A man has been ordered to pay compensation after he donned a mask and smashed up his neighbour’s Ring doorbell with a hammer.
Paul Fairley appeared in the dock at Aberdeen Sheriff Court where he admitted emerging masked from his house and taking a hammer to the woman’s doorbell camera.
When police arrived, Fairley, 51, punched one officer in his private parts.
Fairley – who had drunk one-and-a-half bottles of vodka at the time – then kicked another constable as he tried to put him in the back of a police vehicle.
Woman heard loud bang
Fiscal depute Kirsty Martin told the court that at around 4pm on August 24 last year Fairley’s neighbour returned to her home, shortly after hearing a loud bang.
She activated her Ring doorbell and looked towards Fairley’s property – which was directly across from her own – where she saw him kicking his own front door before going inside.
He re-emerged soon after wearing a facemask and was carrying an item behind his back.
“The complainer watched as the accused approached and pulled a hammer from behind his back and struck her Ring doorbell with the hammer,” Ms Martin said.
“He then returned to his home address.”
The neighbour contacted police who initially had issues making contact with Fairley, despite her advising them that he had not left his home since the incident.
They knocked repeatedly and Fairley finally answered the door, whereby officers located the hammer and a purple facemask inside his property.
Fairley tried to take a drink of alcohol prior to his arrest and when officers stopped him he became immediately aggressive, punching one constable in the genital area.
As a second officer restrained Fairley and led him to a police van he kicked him in the thigh.

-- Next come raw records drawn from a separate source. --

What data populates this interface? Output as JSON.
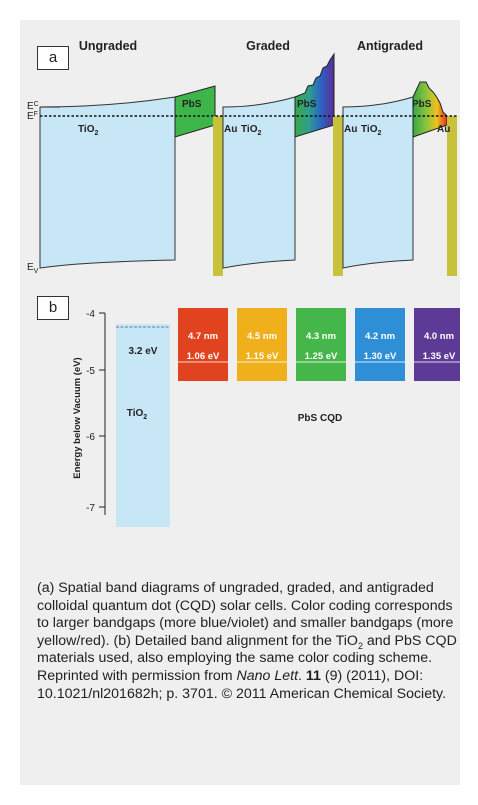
{
  "panel_a": {
    "label": "a",
    "titles": [
      "Ungraded",
      "Graded",
      "Antigraded"
    ],
    "ec_label": "E",
    "ec_sub": "C",
    "ef_label": "E",
    "ef_sub": "F",
    "ev_label": "E",
    "ev_sub": "V",
    "tio2_main": "TiO",
    "tio2_sub": "2",
    "pbs": "PbS",
    "au": "Au"
  },
  "panel_b": {
    "label": "b",
    "ylabel": "Energy below Vacuum (eV)",
    "ticks": [
      "-4",
      "-5",
      "-6",
      "-7"
    ],
    "tio2_gap": "3.2 eV",
    "tio2_main": "TiO",
    "tio2_sub": "2",
    "pbs_label": "PbS CQD",
    "dots": [
      {
        "size": "4.7 nm",
        "gap": "1.06 eV",
        "color": "#e2431f"
      },
      {
        "size": "4.5 nm",
        "gap": "1.15 eV",
        "color": "#f0b01c"
      },
      {
        "size": "4.3 nm",
        "gap": "1.25 eV",
        "color": "#45b649"
      },
      {
        "size": "4.2 nm",
        "gap": "1.30 eV",
        "color": "#2f8fd6"
      },
      {
        "size": "4.0 nm",
        "gap": "1.35 eV",
        "color": "#5c3a96"
      }
    ]
  },
  "caption": {
    "t1": "(a) Spatial band diagrams of ungraded, graded, and antigraded colloidal quantum dot (CQD) solar cells. Color coding corresponds to larger bandgaps (more blue/violet) and smaller bandgaps (more yellow/red). (b) Detailed band alignment for the TiO",
    "sub": "2",
    "t2": " and PbS CQD materials used, also employing the same color coding scheme. Reprinted with permission from ",
    "journal": "Nano Lett",
    "t3": ". ",
    "volume": "11",
    "t4": " (9) (2011), DOI: 10.1021/nl201682h; p. 3701. © 2011 American Chemical Society."
  }
}
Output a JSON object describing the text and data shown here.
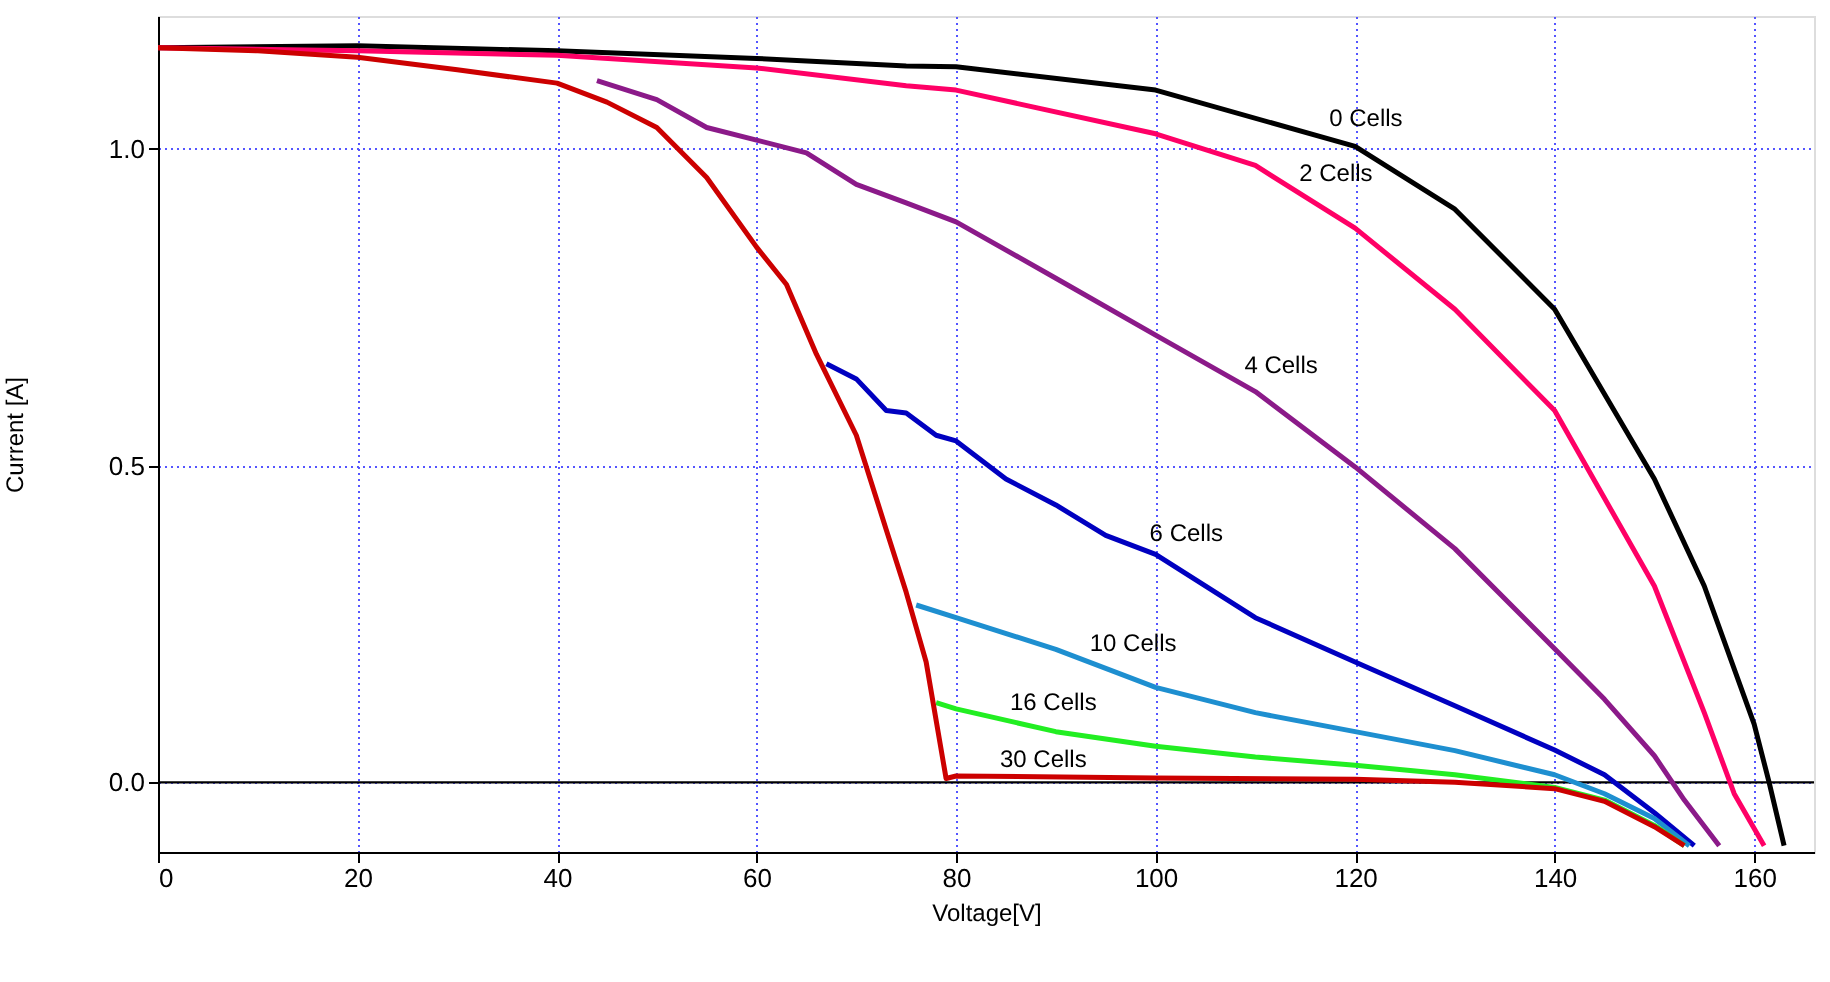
{
  "chart_data": {
    "type": "line",
    "xlabel": "Voltage[V]",
    "ylabel": "Current [A]",
    "xlim": [
      0,
      166
    ],
    "ylim": [
      -0.11,
      1.21
    ],
    "xticks": [
      0,
      20,
      40,
      60,
      80,
      100,
      120,
      140,
      160
    ],
    "yticks": [
      {
        "value": 0,
        "label": "0.0"
      },
      0.5,
      {
        "value": 1,
        "label": "1.0"
      }
    ],
    "grid": true,
    "line_style": "solid",
    "marker": "none",
    "ref_lines": [
      {
        "axis": "y",
        "value": 0,
        "color": "#000000"
      }
    ],
    "series": [
      {
        "color": "#000000",
        "x": [
          0,
          20,
          40,
          60,
          75,
          80,
          100,
          120,
          130,
          140,
          150,
          155,
          160,
          161.5,
          163
        ],
        "values": [
          1.16,
          1.163,
          1.155,
          1.143,
          1.131,
          1.13,
          1.093,
          1.004,
          0.905,
          0.747,
          0.479,
          0.31,
          0.092,
          0.0,
          -0.1
        ]
      },
      {
        "color": "#ff0066",
        "x": [
          0,
          20,
          40,
          60,
          75,
          80,
          100,
          110,
          120,
          130,
          140,
          150,
          155,
          158,
          161
        ],
        "values": [
          1.16,
          1.155,
          1.148,
          1.128,
          1.1,
          1.093,
          1.024,
          0.974,
          0.875,
          0.747,
          0.587,
          0.31,
          0.11,
          -0.018,
          -0.1
        ]
      },
      {
        "color": "#8b1a89",
        "x": [
          44,
          50,
          55,
          60,
          65,
          70,
          75,
          80,
          90,
          100,
          110,
          120,
          130,
          140,
          145,
          150,
          153,
          156.5
        ],
        "values": [
          1.108,
          1.078,
          1.034,
          1.014,
          0.994,
          0.944,
          0.915,
          0.885,
          0.796,
          0.706,
          0.617,
          0.498,
          0.369,
          0.211,
          0.131,
          0.042,
          -0.028,
          -0.1
        ]
      },
      {
        "color": "#0000c0",
        "x": [
          67,
          70,
          73,
          75,
          78,
          80,
          85,
          90,
          95,
          100,
          110,
          120,
          130,
          140,
          145,
          150,
          154
        ],
        "values": [
          0.661,
          0.637,
          0.587,
          0.583,
          0.548,
          0.539,
          0.479,
          0.438,
          0.39,
          0.36,
          0.26,
          0.19,
          0.121,
          0.051,
          0.012,
          -0.048,
          -0.1
        ]
      },
      {
        "color": "#1e8fd0",
        "x": [
          76,
          80,
          90,
          100,
          110,
          120,
          130,
          140,
          145,
          150,
          153.5
        ],
        "values": [
          0.28,
          0.26,
          0.21,
          0.15,
          0.11,
          0.08,
          0.05,
          0.012,
          -0.018,
          -0.057,
          -0.1
        ]
      },
      {
        "color": "#22ee22",
        "x": [
          78,
          80,
          90,
          100,
          110,
          120,
          130,
          140,
          145,
          150,
          153
        ],
        "values": [
          0.126,
          0.116,
          0.08,
          0.057,
          0.04,
          0.027,
          0.012,
          -0.008,
          -0.028,
          -0.068,
          -0.1
        ]
      },
      {
        "color": "#cc0000",
        "x": [
          0,
          10,
          20,
          30,
          40,
          45,
          50,
          55,
          60,
          63,
          66,
          70,
          73,
          75,
          77,
          79,
          80,
          100,
          120,
          130,
          140,
          145,
          150,
          153
        ],
        "values": [
          1.16,
          1.155,
          1.145,
          1.125,
          1.104,
          1.074,
          1.034,
          0.955,
          0.845,
          0.786,
          0.676,
          0.548,
          0.399,
          0.3,
          0.19,
          0.006,
          0.01,
          0.007,
          0.005,
          0.0,
          -0.01,
          -0.03,
          -0.07,
          -0.1
        ]
      }
    ],
    "annotations": [
      {
        "text": "0 Cells",
        "x": 117,
        "y": 1.02
      },
      {
        "text": "2 Cells",
        "x": 114,
        "y": 0.934
      },
      {
        "text": "4 Cells",
        "x": 108.5,
        "y": 0.63
      },
      {
        "text": "6 Cells",
        "x": 99,
        "y": 0.366
      },
      {
        "text": "10 Cells",
        "x": 93,
        "y": 0.192
      },
      {
        "text": "16 Cells",
        "x": 85,
        "y": 0.098
      },
      {
        "text": "30 Cells",
        "x": 84,
        "y": 0.009
      }
    ]
  }
}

Upon being placed in the back of the vehicle, Fairley shouted: “I’ll throw myself through the window.”
The cost to replace the Ring doorbell camera was £70.
In the dock, Fairley pleaded guilty to one charge of wilfully or recklessly damaging property and two charges of assault.
‘No place’ for police assaults, sheriff says
Defence solicitor Emily Bruce told the court that her client had suffered a series of family bereavements and had been drinking alcohol on that day.
“Mr Fairley tells me that he was drinking one and a half bottles of alcohol at that stage and it had a very serious impact on his mental health,” she said.
“He has since taken account of his alcohol intake and he is currently getting help for that.”
Sheriff Gordon Lamont told Fairley that there is “no place for assaulting police officers, which can quickly result in a custodial sentence”.
He added: “The hitting of the Ring doorbell with a hammer must also have been something that gave the owner of that property concern.
“I’m persuaded that there is an alternative to a custodial sentence – but not by much.”
Sheriff Lamont made Fairley, of Ruthrieston Crescent, Aberdeen, subject to a community payback order with supervision for 12 months and ordered him to carry out 130 hours of unpaid work.
He also ordered Fairley to pay the woman £300 in compensation.